Navy surgeon and later physician and male midwife. He was married firstly to Mary Carter (1730-1790), with whom he had a son, George Douglas (b. 1754). He married, secondly, Mary Sharpe Beauvoir (1753-1807).
In London, Douglas was physician to his sister-in-law, the author and bluestocking Elizabeth Carter and her circle, and later also practiced midwifery. He was Physician to the Charity for Delivering Poor Married Women and wrote Observations on an Extraordinary Case of Ruptured Uterus (1785).
After the death of his first wife, Douglas married the widow Mary Sharpe Beauvoir (1753-1807), a friend of Elizabeth Carter's. Mary's wealth allowed Douglas to retire, and they traveled together in Europe from 1792 to 1796. Unable to return through France due to political unrest, Douglas petitioned the French Directory1 for an exception and following their return to England, privately published his and his wife's journals as Notes of a Journey from Berne to England (1797).

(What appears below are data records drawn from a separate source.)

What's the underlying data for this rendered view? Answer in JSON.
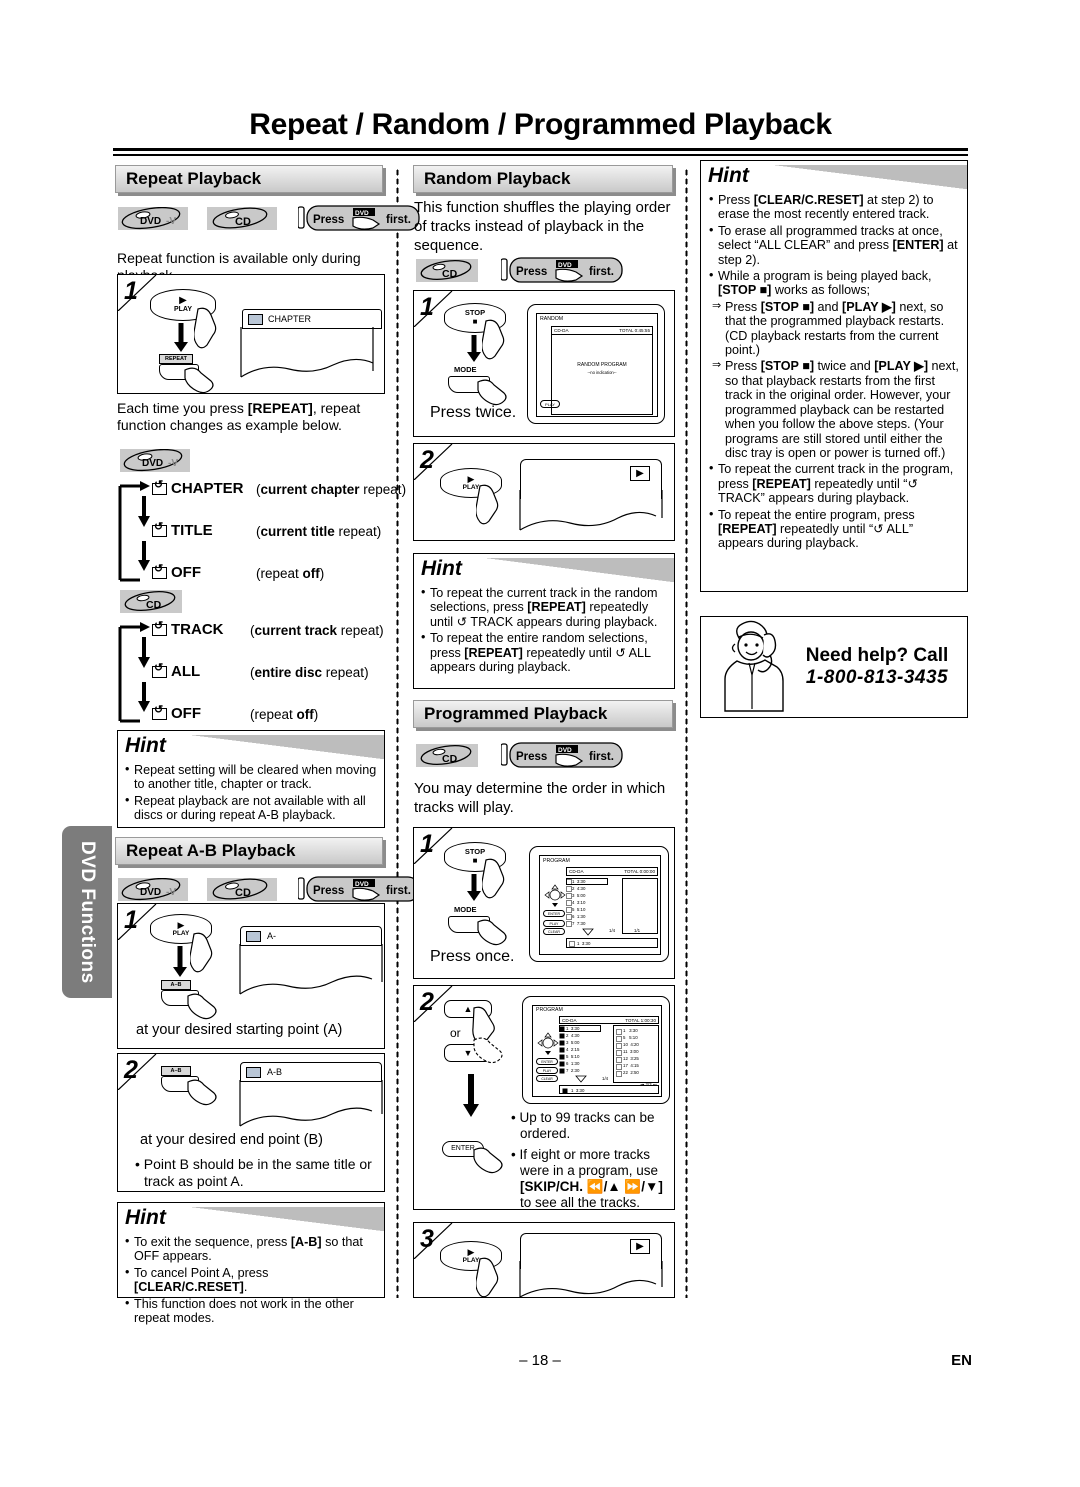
{
  "page": {
    "title": "Repeat / Random / Programmed Playback",
    "side_tab": "DVD Functions",
    "footer_page": "– 18 –",
    "footer_lang": "EN"
  },
  "sections": {
    "repeat_playback": {
      "heading": "Repeat Playback",
      "discs": [
        "DVD-V",
        "CD"
      ],
      "press_first": {
        "press": "Press",
        "disc": "DVD",
        "first": "first."
      },
      "intro": "Repeat function is available only during playback.",
      "step1": {
        "number": "1",
        "key_play": "PLAY",
        "key_repeat": "REPEAT",
        "osd_text": "CHAPTER"
      },
      "after_step": "Each time you press [REPEAT], repeat function changes as example below.",
      "flow_dvd": {
        "disc": "DVD-V",
        "rows": [
          {
            "label": "CHAPTER",
            "desc_bold": "current chapter",
            "desc_rest": " repeat",
            "paren": true
          },
          {
            "label": "TITLE",
            "desc_bold": "current title",
            "desc_rest": " repeat",
            "paren": true
          },
          {
            "label": "OFF",
            "desc_bold": "",
            "desc_rest": "repeat ",
            "desc_bold_tail": "off",
            "paren": true
          }
        ]
      },
      "flow_cd": {
        "disc": "CD",
        "rows": [
          {
            "label": "TRACK",
            "desc_bold": "current track",
            "desc_rest": " repeat",
            "paren": true
          },
          {
            "label": "ALL",
            "desc_bold": "entire disc",
            "desc_rest": " repeat",
            "paren": true
          },
          {
            "label": "OFF",
            "desc_bold": "",
            "desc_rest": "repeat ",
            "desc_bold_tail": "off",
            "paren": true
          }
        ]
      },
      "hint": {
        "title": "Hint",
        "items": [
          "Repeat setting will be cleared when moving to another title, chapter or track.",
          "Repeat playback are not available with all discs or during repeat A-B playback."
        ]
      }
    },
    "repeat_ab": {
      "heading": "Repeat A-B Playback",
      "discs": [
        "DVD-V",
        "CD"
      ],
      "press_first": {
        "press": "Press",
        "disc": "DVD",
        "first": "first."
      },
      "step1": {
        "number": "1",
        "key_play": "PLAY",
        "key_ab": "A–B",
        "osd_text": "A-",
        "caption": "at your desired starting point (A)"
      },
      "step2": {
        "number": "2",
        "key_ab": "A–B",
        "osd_text": "A-B",
        "caption": "at your desired end point (B)",
        "note": "Point B should be in the same title or track as point A."
      },
      "hint": {
        "title": "Hint",
        "items": [
          "To exit the sequence, press [A-B] so that OFF appears.",
          "To cancel Point A, press [CLEAR/C.RESET].",
          "This function does not work in the other repeat modes."
        ]
      }
    },
    "random_playback": {
      "heading": "Random Playback",
      "intro": "This function shuffles the playing order of tracks instead of playback in the sequence.",
      "discs": [
        "CD"
      ],
      "press_first": {
        "press": "Press",
        "disc": "DVD",
        "first": "first."
      },
      "step1": {
        "number": "1",
        "key_stop": "STOP",
        "key_mode": "MODE",
        "caption": "Press twice.",
        "osd": {
          "title": "RANDOM",
          "disc_type": "CD-DA",
          "total": "TOTAL 0:45:55",
          "center_line1": "RANDOM PROGRAM",
          "center_line2": "--no indication--",
          "corner": "PLAY"
        }
      },
      "step2": {
        "number": "2",
        "key_play": "PLAY",
        "badge": "▶"
      },
      "hint": {
        "title": "Hint",
        "items": [
          "To repeat the current track in the random selections, press [REPEAT] repeatedly until ↺ TRACK appears during playback.",
          "To repeat the entire random selections, press [REPEAT] repeatedly until ↺ ALL appears during playback."
        ]
      }
    },
    "programmed_playback": {
      "heading": "Programmed Playback",
      "discs": [
        "CD"
      ],
      "press_first": {
        "press": "Press",
        "disc": "DVD",
        "first": "first."
      },
      "intro": "You may determine the order in which tracks will play.",
      "step1": {
        "number": "1",
        "key_stop": "STOP",
        "key_mode": "MODE",
        "caption": "Press once.",
        "osd": {
          "title": "PROGRAM",
          "disc_type": "CD-DA",
          "total": "TOTAL 0:00:00",
          "tracks": [
            "1  3:30",
            "2  4:30",
            "3  5:00",
            "4  3:10",
            "5  5:10",
            "6  1:30",
            "7  7:30"
          ],
          "page_left": "1/4",
          "page_right": "1/1",
          "selected": "1  3:30",
          "keys": [
            "ENTER",
            "PLAY",
            "CLEAR"
          ]
        }
      },
      "step2": {
        "number": "2",
        "key_up": "▲",
        "key_or": "or",
        "key_down": "▼",
        "key_enter": "ENTER",
        "osd": {
          "title": "PROGRAM",
          "disc_type": "CD-DA",
          "total": "TOTAL 1:00:30",
          "tracks_left": [
            "1  3:30",
            "2  4:30",
            "3  5:00",
            "4  2:15",
            "5  5:10",
            "6  1:30",
            "7  2:30"
          ],
          "tracks_right": [
            "1   3:30",
            "5   5:10",
            "10  4:20",
            "11  3:00",
            "12  3:25",
            "17  4:15",
            "22  2:50"
          ],
          "page_left": "1/4",
          "page_right": "2/3",
          "selected": "1  3:30"
        },
        "notes": [
          "Up to 99 tracks can be ordered.",
          "If eight or more tracks were in a program, use [SKIP/CH. ⏪/▲ ⏩/▼] to see all the tracks."
        ]
      },
      "step3": {
        "number": "3",
        "key_play": "PLAY",
        "badge": "▶"
      }
    },
    "hint_right": {
      "title": "Hint",
      "items": [
        {
          "type": "bullet",
          "text": "Press [CLEAR/C.RESET] at step 2) to erase the most recently entered track."
        },
        {
          "type": "bullet",
          "text": "To erase all programmed tracks at once, select “ALL CLEAR” and press [ENTER] at step 2)."
        },
        {
          "type": "bullet",
          "text": "While a program is being played back, [STOP ■] works as follows;"
        },
        {
          "type": "sub",
          "text": "Press [STOP ■] and [PLAY ▶] next, so that the programmed playback restarts. (CD playback restarts from the current point.)"
        },
        {
          "type": "sub",
          "text": "Press [STOP ■] twice and [PLAY ▶] next, so that playback restarts from the first track in the original order. However, your programmed playback can be restarted when you follow the above steps. (Your programs are still stored until either the disc tray is open or power is turned off.)"
        },
        {
          "type": "bullet",
          "text": "To repeat the current track in the program, press [REPEAT] repeatedly until “↺ TRACK” appears during playback."
        },
        {
          "type": "bullet",
          "text": "To repeat the entire program, press [REPEAT] repeatedly until “↺ ALL” appears during playback."
        }
      ]
    },
    "help": {
      "line1": "Need help? Call",
      "line2": "1-800-813-3435"
    }
  }
}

From 1800, the Douglases lived at Ednam House near Kelso in Roxburghshire. Andrew Douglas died at Buxton on June 11th, 1806, during a journey from their home to London, following a short illness.
Boswell met Douglas during his first visit to London in 1760, and stayed with him for the first week of his 1762-3 stay in London. Later on, he was a frequent houseguest, and it was also Douglas who treated Boswell for Gonorrhea "by confining the patient to his room, rest, skimpy diet, medicines and bloodletting."2 It was on January 20, 1763, that Boswell was diagnosed with Gonorrhea after his affair with Louisa Lewis. One of the bloodlettings is mentioned on January 30, 1763.
During his stay with them in November 1762, Boswell quickly tired of Mrs Douglas who apparently talked too much3. He seems to have warmed towards her later on - on January 8, 1763, he apparently met her at the Goulds' where the two of them "chatted away with much vivacity".